La civilización frente a la barbarie, argumento eterno mientras el ser humano se obstine en vaciarse de humanidad, en los altares de sus nuevos tótems. Imágenes sórdidas de traición, éxodo, abigeato, anarquía. El abuso notificado al más débil con la mano puesta en la cacha del revólver. El espejismo de la reforma agraria. Cercas de alambre picadas con machete, que migran y avanzan, como los bosques en Macbeth, y ensanchan predios, y engullen ganados ajenos, atentas a los dictados de la codicia de todas las eras. Épocas en que, como allí se anota, resulta inconcebible un matrimonio entre el latifundista y la humilde campesina. El juez venal, y la autoridad, civil o militar, en su pose proverbial: ciega, indolente, infecta, de manos alargadas eso sí, presta a asentir la traición, el crimen, la corruptela. ¿Es, eso, cosa del pasado, acaso?

Y ese mural lo representa al estilo de los grandes maestros, aquel muchacho, hoy de rozagantes 82 años, que en alguna ocasión confesó vivir de la ficción, sólo para crear a partir de ella una nueva realidad.

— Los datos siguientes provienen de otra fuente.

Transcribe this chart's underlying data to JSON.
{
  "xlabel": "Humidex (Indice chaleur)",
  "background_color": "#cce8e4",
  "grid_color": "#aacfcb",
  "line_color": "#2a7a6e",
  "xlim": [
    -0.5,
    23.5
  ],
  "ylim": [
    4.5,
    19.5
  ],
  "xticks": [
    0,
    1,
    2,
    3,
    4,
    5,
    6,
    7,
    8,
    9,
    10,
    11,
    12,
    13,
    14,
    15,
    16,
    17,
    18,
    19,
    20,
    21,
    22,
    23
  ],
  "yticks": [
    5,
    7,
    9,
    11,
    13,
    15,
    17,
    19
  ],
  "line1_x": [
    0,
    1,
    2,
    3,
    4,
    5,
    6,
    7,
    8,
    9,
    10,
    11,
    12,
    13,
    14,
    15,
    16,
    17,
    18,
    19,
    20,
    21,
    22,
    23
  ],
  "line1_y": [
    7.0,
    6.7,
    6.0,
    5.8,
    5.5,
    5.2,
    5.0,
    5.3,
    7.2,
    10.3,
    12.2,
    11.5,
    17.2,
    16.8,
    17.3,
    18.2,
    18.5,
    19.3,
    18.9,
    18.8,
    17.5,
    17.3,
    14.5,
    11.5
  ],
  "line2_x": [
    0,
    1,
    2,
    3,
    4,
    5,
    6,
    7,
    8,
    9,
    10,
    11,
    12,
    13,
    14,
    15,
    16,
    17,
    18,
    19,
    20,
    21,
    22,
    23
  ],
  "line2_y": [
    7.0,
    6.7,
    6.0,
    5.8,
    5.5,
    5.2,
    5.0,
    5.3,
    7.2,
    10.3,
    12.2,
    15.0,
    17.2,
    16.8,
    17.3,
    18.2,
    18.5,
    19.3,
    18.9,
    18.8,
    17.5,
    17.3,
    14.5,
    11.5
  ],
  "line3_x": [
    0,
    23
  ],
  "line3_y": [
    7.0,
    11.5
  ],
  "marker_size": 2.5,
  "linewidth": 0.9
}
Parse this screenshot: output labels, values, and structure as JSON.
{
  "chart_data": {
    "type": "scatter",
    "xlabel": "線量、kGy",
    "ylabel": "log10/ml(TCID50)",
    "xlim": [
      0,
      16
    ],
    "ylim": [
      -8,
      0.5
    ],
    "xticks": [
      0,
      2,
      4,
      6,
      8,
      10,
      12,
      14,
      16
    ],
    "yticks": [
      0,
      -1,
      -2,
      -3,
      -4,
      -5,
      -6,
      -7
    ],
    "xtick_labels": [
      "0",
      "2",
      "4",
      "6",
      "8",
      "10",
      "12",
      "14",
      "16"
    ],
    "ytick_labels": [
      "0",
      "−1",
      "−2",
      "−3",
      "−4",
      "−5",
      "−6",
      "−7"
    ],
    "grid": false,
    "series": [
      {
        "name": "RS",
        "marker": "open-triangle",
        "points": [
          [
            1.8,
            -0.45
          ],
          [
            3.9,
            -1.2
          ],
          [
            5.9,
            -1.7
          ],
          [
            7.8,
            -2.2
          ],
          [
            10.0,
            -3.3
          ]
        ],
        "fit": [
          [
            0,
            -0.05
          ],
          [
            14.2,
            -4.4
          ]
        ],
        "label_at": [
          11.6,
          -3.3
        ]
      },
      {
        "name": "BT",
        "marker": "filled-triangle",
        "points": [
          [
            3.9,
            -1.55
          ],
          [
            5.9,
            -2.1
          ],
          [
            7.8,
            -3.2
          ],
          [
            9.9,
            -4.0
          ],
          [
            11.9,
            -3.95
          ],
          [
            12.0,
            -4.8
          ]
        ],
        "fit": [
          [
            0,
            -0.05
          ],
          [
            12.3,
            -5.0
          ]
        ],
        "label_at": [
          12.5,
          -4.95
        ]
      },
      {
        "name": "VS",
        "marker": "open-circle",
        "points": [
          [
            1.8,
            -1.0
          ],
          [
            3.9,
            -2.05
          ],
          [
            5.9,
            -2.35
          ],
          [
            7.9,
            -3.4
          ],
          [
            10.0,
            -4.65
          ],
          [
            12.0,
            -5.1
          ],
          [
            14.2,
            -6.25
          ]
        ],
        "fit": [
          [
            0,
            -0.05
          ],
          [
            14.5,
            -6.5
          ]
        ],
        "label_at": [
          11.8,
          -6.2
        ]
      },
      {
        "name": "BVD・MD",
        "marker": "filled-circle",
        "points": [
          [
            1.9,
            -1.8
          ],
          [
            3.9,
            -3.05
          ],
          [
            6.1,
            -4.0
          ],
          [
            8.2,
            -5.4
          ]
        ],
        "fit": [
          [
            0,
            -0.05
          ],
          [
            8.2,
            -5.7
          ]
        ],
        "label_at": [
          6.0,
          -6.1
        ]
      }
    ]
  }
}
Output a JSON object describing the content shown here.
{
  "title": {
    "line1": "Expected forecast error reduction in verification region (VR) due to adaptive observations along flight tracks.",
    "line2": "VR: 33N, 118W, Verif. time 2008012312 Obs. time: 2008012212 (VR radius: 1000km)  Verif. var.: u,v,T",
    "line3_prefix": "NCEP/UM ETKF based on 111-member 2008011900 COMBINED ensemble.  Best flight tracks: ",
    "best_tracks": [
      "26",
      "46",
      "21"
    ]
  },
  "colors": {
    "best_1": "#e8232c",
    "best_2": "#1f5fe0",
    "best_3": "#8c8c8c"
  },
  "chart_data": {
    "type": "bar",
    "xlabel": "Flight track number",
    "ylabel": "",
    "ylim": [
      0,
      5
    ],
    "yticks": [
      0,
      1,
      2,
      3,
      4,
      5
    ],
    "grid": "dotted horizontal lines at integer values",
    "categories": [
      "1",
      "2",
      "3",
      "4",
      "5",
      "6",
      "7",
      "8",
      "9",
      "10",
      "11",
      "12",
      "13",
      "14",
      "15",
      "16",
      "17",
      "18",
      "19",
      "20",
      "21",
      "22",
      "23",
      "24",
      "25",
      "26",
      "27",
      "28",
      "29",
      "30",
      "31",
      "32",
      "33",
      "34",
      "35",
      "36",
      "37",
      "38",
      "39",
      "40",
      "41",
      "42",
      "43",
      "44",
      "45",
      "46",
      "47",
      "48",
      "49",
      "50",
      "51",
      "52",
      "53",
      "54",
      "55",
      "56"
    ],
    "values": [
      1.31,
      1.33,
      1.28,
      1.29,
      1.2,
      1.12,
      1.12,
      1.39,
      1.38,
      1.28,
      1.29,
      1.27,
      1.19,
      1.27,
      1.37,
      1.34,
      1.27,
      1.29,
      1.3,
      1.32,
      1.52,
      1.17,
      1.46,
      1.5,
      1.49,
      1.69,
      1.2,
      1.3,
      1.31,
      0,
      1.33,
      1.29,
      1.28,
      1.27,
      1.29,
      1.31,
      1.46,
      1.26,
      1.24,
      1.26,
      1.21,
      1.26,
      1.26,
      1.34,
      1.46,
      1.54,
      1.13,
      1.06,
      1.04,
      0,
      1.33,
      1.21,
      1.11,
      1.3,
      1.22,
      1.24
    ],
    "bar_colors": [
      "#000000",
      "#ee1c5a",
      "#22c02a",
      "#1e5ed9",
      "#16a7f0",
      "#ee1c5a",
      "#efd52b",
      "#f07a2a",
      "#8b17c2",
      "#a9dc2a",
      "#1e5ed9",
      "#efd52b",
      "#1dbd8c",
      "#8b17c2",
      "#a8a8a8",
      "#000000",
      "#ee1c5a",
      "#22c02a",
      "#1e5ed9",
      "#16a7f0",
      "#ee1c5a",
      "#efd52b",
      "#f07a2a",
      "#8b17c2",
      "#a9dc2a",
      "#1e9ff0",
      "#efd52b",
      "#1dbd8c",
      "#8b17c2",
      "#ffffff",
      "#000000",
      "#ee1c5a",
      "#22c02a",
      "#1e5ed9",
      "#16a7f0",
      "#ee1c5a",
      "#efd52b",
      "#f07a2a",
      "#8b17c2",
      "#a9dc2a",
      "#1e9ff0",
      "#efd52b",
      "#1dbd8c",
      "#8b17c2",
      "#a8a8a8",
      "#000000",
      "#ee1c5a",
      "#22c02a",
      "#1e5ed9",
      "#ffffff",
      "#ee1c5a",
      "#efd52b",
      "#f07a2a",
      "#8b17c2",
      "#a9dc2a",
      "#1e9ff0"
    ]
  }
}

Su estilo, depurado, levanta, frente a los ojos expectantes del lector, jirones de atmósferas que lo envuelven y llevan de la mano por pasadizos cuyo aliento fantasioso jamás deja de pisar tierra. No hacen esfuerzo alguno por levantar el vuelo de lo artificial. Hay, en la narración de Páez Ávila un sentido sereno, y de continuo sensual, de explicar la irracionalidad. Lo insólito se vuelve creíble en su relato, porque lo construye a partir de un lenguaje natural, con personajes listos para pasar a la posteridad sin despojarse de sus hábitos. Quizá uno de los sellos distintivos de un buen novelista sea su capacidad para crear personajes que se tornen parte de nuestra realidad. Y allí está Isa para corroborarlo. Isa está allí, de pie, en todas las luchas que se libran ahora mismo por rescatar una libertad extraviada. Y, además, todo ese universo de Carohana, en mi concepto menos Macondo que Comala. Hay algo más. Páez Ávila, escritor, novelista, periodista, jamás deja de ser el historiador consumado que es. Su obra no habría alcanzado la densidad, estructuralidad y definición que exhibe, sin esa propensión que tiene por escudriñar un pasado que en sus manos no se altera en página amarilla. Lector infatigable, escritor disciplinado, regresa la mirada, una vez y otra, con ojos siempre prestos a contrastar lo ya vivido con la posibilidad de asegurar un mañana mejor. Porque, en definitiva, su obra se parece íntegra a lo que él es, y esto, se sabe bien, no es algo que pueda decirse de todos los autores.